To study the association of selected SNPs with drug treatment outcome, the level of HIV infection was assessed by CD4+ T cell counts and viral load level in a cohort 298 HIV-infected Chinese patients. Participants either presented HIV positive serum confirmed by detection of HIV antibody, antigen and HIV nucleic acid or the patient was diagnosed as to having progressed to AIDS. The patients were deemed eligible for the study cohort if they received HAART and were living in four areas with high prevalence of HIV infection (Shenqiu, Shangcai, Weishi and Queshan counties) of Henan Province for more than six months. These patients were enrolled in a follow up investigation by the Henan CDC initiated in 2004; the participants’ viral load levels are monitored once per year and CD4+ T cell counts are monitored twice a year and the study is ongoing. This initial study is a pilot program with the goal of greatly extending the population that is being assessed genetically. The total cohort size in Henan Province is over 23,000. To prevent the transmission and decrease the mortality of HIV/AIDS in China, the government has established a comprehensive system, including HIV counseling and test, antiretroviral therapy, treatment monitor and a database of patients’ information of age, sex, treatment regimens, viral load and CD4 T cell counts each year. Based on this system, we plan for these initial results to be validated in the large Henan province cohort.


Study Participants

Random sampling was used to select a total of 298 HIV-infected Chinese patients living in four areas with high prevalence of HIV infection (Shenqiu, Shangcai, Weishi and Queshan counties) of Henan province for more than six months. These patients were enrolled in a follow up investigation by the CDC of Henan province from 2004 to 2011 and the participants’ viral load were regularly monitored once per year and CD4+ T cell counts were monitored twice a year. The median study period of the patients is 7.5 years, and the study is ongoing. The full criteria employed to determine inclusion into the study were: 1) the HIV serum positive status of the subject was confirmed by detection of HIV antibody, antigen and HIV nucleic acid according to the published “National Guidelines for Detection of HIV/AIDS” or the patient was diagnosed as to having progressed to AIDS; 2) the patient received HAART; 3) the treatment regimens had been recorded; 4) the patient viral load and CD4+ T cell count was assayed regularly and these records are available from the CDC of Henan province. Progression to AIDS in adults was diagnosed as any patient in WHO clinical stage 4 or for whom the CD4 count is less than 200 cells/mm3 or a CD4 percentage less than 15%. WHO clinical stage 4 is defined as suffering from severe associated diseases such as HIV wasting syndrome, pneumocystis pneumonia, recurrent severe bacterial pneumonia, chronic herpes simplex infection (orolabial, genital or anorectal of more than one month’s duration or visceral at any site) etc [20] This initial cohort is a pilot program, with the goal of greatly extending the studied population. This study is approved by the Henan Province Health Department and all participants provided written informed consent. Information on study participants’ personal characteristics, treatment regiment, and medical history was collected using a questionnaire.

Genomic DNA Purification

Whole blood samples from participants were obtained by the local CDC. After erythrocyte lysis, white blood cells were separated and stored immediately at −80°C. Genomic DNA was isolated using the Wizard Genomic DNA Purification Kit (Promega, Madison, WI) following manufacturer’s instructions. The DNA was quantified with UV-vis spectrophotometer (NanoDropND-1000) and then diluted to working concentrations of 25 ng/µL.

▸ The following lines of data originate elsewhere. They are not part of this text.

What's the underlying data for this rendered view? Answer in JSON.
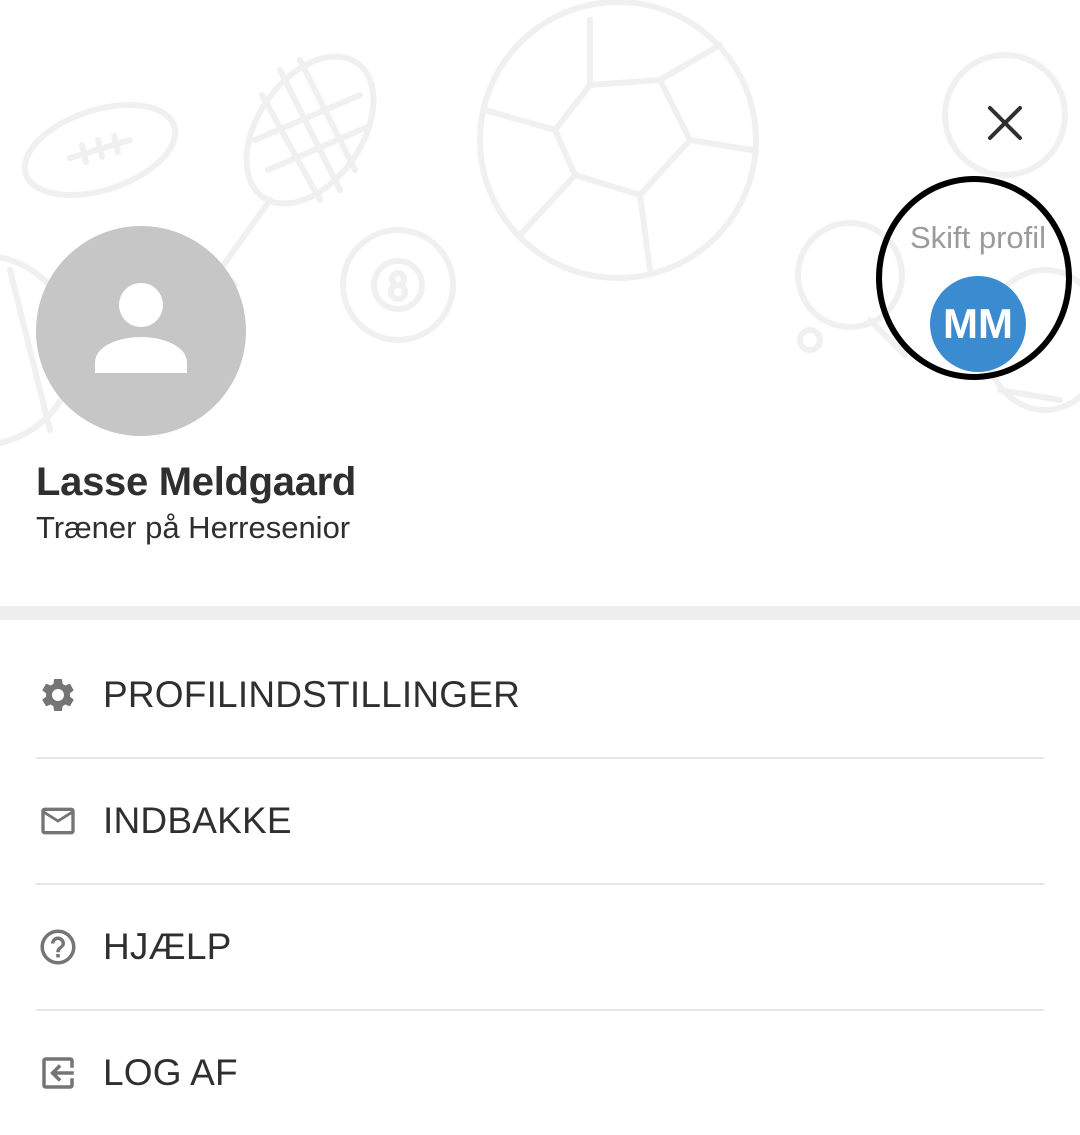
{
  "profile": {
    "name": "Lasse Meldgaard",
    "role": "Træner på Herresenior"
  },
  "switch_profile": {
    "label": "Skift profil",
    "initials": "MM",
    "avatar_color": "#3b8bd0"
  },
  "close": {
    "icon": "close-icon"
  },
  "menu": {
    "items": [
      {
        "label": "PROFILINDSTILLINGER",
        "icon": "gear-icon"
      },
      {
        "label": "INDBAKKE",
        "icon": "mail-icon"
      },
      {
        "label": "HJÆLP",
        "icon": "help-icon"
      },
      {
        "label": "LOG AF",
        "icon": "logout-icon"
      }
    ]
  },
  "colors": {
    "text": "#2f2f2f",
    "muted": "#9b9b9b",
    "icon": "#757575",
    "avatar_placeholder": "#c6c6c6",
    "divider": "#eeeeee"
  }
}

Five SNPs: CYP2B6 516G>T (rs3745274), ABCB1 3435T>A/C/G (rs1045642), ABCB1 2677T>G/A (rs2032582), ABCG2 421C>A (rs2231142), ABCC4 559G>T (rs11568658) were selected based on a literature review [19], [21][23]. The genotypes of all samples were determined by a high-throughput PCR-sequencing approach. The primers for PCR amplification and sequencing are listed in Table S1; the sequencing primer is the same as forward PCR primer. The genomic DNA samples were amplified using Premix ExTaq (2×, TaKaRa) in 96-well PCR plates (Axygen) with 25 µL of each PCR mixture composed of 12.5 µL Premix ExTaq (2×, TaKaRa), 1 µL genomic DNA (25 ng/µL), 1 µL of each primer (10 µM) and 9.5 µL ultra-pure water. The reaction was initially denatured at 95°C for 5 minutes followed by 40 cycles of 95°C for 30 seconds, 58°C for 30 seconds and 72°C for 30 seconds extension and completed by a final extension at 72°C for 10 minutes on Lifepro Thermal Cycler (Bioer). PCR products were purified according to the manufacturer’s protocol (GenMag Biotechnology Co., Ltd.). The purified PCR products were sequenced using MegaBace1000 (GE Healthcare).

Statistical Analysis

Logistic regression models were used to estimate P-value, odds ratios (ORs) and 95% confidence intervals (95% CIs) for the ability of these genotypes to predict therapeutic response when a binary outcome measurement was used, and linear regression for the measurements using continuous values. CD4+ T cell counts were assessed twice per year from 2004 until 2011. In consultation with local physicians as to how CD4+ T cell counts is used to evaluate response to the aggressive early treatment strategy employed with these patients, the following scale was used: 0: CD4+ T cell counts were less than 250/mm3 at the final measurement; 1: counts consistently greater than 250/mm3 from the initial to final measurement; 2: counts improved from less than 250/mm3 in the initial measurement to greater than 250/mm3 in the final measurements. This was further simplified to a binary assessment of “no change” (0 or 1) and “improved” (2). These scales were determined prior to analysis. Genotype associations were assessed as additive, recessive, and dominant models. As there were two SNPs for ABCB1, these were also assessed using a simple additive model.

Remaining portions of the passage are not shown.